The Tourism Board, on the other hand, has more money than they know what to do with.
So there we were, in the Council Chambers on Thursday evening, with the Council in one corner, the Planning Commission in another corner, and the Tourism Board in yet another corner.
Mayor pro tem Madeline Bergon kicked off the meeting.
“So the purpose of this work session is to really discuss our Land Use and Development Code and provide feedback to our consultants, LoganSimpson; we do have Jennifer Gardner here today, who is going to be presenting. They really need clarification on policy, regarding housing issues, for the Land Use and Development Code.
“So, with all of our powers combined, I am very hopeful that we can make positive steps towards finding solutions, together.

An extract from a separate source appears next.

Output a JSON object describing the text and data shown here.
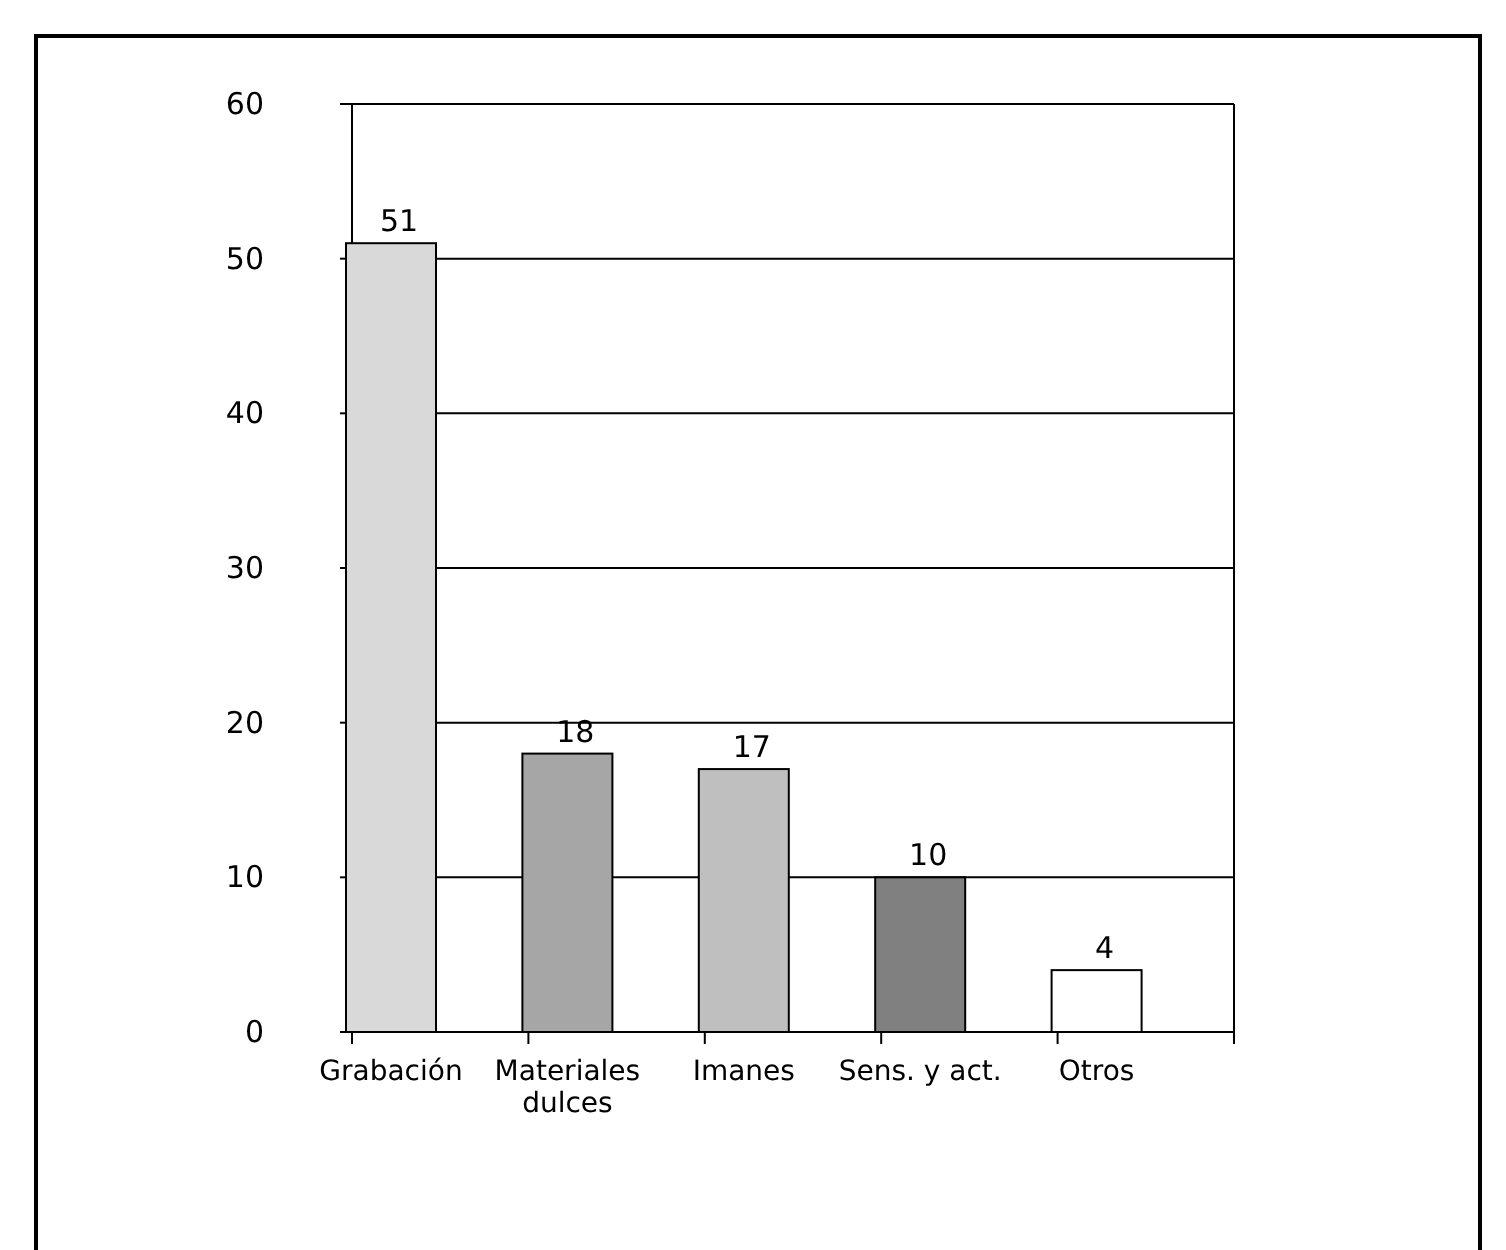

“I do want to be very clear, though, that we are not here to talk about funding mechanisms. We are not here to talk about who is going to lead the charge on managing housing. We are here primarily to talk about policy and how it is written in the Land Use and Development Code…”
An introduction I personally found to be very weird. Clearly, the Tourism Board had not come to this meeting to discuss land use policy; as a group, they have very little expertise in designing land use policies. The Tourism Board had showed up to talk about the Lodgers Tax, and whether it ought to be reallocated.
But apparently, Mayor pro tem Bergon… was not going to allow that conversation to take place?